Luego de la inauguración, el club aéreo de Monteros ofreció diversas experiencias y muchos sueños. Como el caso de dos amigos monterizos cuyas interacciones despertaron una anécdota que inclusive inspiró las creaciones literarias, como la del Dr. Pedro Ottonello, quien escribió el relato de dos amigos de mediados de los años 50 en el centro de la ciudad: “Se trata de una anécdota de mi tío a quien llamé Constantino en mi relato… él era metódico, todos los días hacía lo mismo, tenía un negocio en el centro, un buen pasar económico. A más tardar, a las 22 estaba durmiendo. Él tenía un amigo con el cual siempre competían en el billar. El amigo era todo lo contrario, un sereno de cochería que le encantaba salir, desvelarse, tomar, por ahí pelear. Siempre le decía a mi tío ‘Qué amargado que sos Tuerto ¿ya te vas a dormir?. No salís, no viajas, en cambio yo, así pobre como soy lo único que no hice en la vida es perder el invicto y volar en avión’”. Así era como el vuelo en avión, estaba presente en una charla cotidiana de dos amigos en un pubelito del interior de un Tucumán en pleno desarrollo.
Fue así como una noche el destino hizo lo suyo con Cipriano, y terminó borracho y maltrecho tras una pelea. Constantino fue a visitarlo al hospital Gral. Lamadrid, y en su picaresca manera de ser, aun maltrecho, el amigo calavera le dijo “Bueno Tuerto, ya me falta volar en avión nomás”. Y de esa manera pasó que, vaquita mediante, los amigos y conocidos lograron que el sereno de cochería volara en avión.

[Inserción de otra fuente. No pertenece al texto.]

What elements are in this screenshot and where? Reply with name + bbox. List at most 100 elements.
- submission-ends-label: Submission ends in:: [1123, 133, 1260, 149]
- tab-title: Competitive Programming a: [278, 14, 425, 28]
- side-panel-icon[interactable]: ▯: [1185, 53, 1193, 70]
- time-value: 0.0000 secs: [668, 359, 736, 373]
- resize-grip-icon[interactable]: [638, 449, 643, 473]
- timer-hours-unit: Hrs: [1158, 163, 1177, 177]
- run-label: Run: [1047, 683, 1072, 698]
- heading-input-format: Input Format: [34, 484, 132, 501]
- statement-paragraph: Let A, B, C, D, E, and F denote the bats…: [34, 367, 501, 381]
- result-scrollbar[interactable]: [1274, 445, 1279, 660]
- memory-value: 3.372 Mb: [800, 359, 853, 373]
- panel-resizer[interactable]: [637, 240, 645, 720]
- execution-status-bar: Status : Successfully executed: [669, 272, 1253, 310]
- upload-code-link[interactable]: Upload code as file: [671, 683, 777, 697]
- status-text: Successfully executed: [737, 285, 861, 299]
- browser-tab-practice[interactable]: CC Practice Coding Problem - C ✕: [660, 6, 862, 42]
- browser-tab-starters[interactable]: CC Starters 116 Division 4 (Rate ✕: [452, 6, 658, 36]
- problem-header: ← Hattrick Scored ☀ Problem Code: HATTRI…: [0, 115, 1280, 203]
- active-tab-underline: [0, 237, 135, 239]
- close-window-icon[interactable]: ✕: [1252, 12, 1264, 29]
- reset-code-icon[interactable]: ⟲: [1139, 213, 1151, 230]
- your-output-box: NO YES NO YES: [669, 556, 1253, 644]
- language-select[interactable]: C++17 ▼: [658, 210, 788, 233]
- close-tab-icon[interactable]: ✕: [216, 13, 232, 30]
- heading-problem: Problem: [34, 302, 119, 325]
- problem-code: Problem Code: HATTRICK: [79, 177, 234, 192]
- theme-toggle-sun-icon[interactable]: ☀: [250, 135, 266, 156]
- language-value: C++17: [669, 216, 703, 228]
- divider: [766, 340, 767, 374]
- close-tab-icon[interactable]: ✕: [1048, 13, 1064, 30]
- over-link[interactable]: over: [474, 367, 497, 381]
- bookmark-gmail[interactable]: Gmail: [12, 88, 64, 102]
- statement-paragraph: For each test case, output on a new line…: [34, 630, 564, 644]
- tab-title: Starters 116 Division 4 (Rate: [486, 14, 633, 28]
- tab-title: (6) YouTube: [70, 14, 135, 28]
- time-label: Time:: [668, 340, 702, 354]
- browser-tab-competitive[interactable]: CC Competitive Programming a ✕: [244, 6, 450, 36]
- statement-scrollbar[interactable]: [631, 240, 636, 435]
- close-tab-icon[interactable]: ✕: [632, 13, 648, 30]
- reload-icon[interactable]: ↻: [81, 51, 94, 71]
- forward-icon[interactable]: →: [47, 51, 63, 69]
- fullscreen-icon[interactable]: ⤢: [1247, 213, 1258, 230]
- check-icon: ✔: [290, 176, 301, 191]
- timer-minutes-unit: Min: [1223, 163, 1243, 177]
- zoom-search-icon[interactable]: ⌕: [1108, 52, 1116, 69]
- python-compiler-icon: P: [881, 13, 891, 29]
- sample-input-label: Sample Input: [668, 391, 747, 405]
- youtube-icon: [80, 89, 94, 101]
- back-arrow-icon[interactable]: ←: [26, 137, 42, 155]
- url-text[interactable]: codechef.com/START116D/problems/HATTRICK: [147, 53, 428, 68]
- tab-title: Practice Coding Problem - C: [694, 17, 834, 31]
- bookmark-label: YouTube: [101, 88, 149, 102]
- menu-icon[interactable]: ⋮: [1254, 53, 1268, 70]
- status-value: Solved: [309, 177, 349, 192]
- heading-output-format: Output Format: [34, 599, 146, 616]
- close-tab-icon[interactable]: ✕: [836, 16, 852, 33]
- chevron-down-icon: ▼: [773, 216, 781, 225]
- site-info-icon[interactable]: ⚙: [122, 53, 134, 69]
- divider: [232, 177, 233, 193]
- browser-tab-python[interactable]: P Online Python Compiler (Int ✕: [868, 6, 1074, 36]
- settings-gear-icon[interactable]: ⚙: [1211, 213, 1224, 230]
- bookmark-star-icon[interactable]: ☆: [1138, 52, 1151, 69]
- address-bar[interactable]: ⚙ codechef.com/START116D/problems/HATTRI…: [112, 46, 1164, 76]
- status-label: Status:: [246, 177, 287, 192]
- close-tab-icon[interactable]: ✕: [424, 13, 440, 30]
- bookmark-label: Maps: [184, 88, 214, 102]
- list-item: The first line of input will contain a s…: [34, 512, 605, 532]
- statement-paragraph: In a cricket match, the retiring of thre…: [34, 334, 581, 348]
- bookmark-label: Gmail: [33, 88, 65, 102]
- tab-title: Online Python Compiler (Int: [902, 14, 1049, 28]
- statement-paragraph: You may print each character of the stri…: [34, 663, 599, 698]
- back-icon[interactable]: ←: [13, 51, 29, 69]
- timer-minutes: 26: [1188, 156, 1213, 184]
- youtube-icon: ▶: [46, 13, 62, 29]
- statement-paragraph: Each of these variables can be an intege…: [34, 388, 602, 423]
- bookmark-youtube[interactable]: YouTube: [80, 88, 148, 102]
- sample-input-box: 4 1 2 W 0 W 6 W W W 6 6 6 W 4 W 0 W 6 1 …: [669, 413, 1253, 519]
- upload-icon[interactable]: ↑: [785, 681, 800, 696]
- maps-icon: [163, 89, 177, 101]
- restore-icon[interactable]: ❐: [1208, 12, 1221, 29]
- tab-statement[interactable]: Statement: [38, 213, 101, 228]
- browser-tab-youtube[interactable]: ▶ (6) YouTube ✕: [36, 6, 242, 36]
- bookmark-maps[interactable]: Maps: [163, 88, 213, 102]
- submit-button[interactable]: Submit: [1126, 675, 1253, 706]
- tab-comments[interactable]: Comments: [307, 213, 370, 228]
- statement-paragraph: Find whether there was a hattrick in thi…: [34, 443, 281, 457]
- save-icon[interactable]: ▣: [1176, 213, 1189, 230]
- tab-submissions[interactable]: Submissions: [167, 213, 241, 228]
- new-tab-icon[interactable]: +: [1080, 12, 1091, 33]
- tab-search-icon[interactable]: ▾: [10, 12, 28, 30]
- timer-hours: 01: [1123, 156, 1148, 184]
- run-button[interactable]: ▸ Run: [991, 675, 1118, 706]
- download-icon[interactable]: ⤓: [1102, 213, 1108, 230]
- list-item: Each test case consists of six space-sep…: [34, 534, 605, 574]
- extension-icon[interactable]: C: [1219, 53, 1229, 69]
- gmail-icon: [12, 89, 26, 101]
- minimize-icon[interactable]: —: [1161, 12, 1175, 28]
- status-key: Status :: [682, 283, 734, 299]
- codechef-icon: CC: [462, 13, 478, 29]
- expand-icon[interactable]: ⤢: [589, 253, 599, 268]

De la misma manera, generosidad mediante, cuenta Pedro Guzmán que su madre también voló en Monteros cuando tenía 12 años. “Ella vivía con una familia que la crió, ellos le pagaron el vuelo”.
El aeroclub monterizo funcionó aproximadamente hasta la época en la que Cipriano vio el valle monterizo desde lo alto, a mediados del siglo pasado, cuando se rompió el último avión que quedaba. Pero lo cierto es que la existencia de estos pájaros mecánicos tan cercanos en un lugar donde prácticamente todas las calles eran de tierra, inspiró a decenas de hombres y de mujeres a conocer la sobre aviones. Aunque nunca pudieran subirse a uno, aunque pareciera algo totalmente salido de contexto. El progreso y la apuesta que permitió soñar.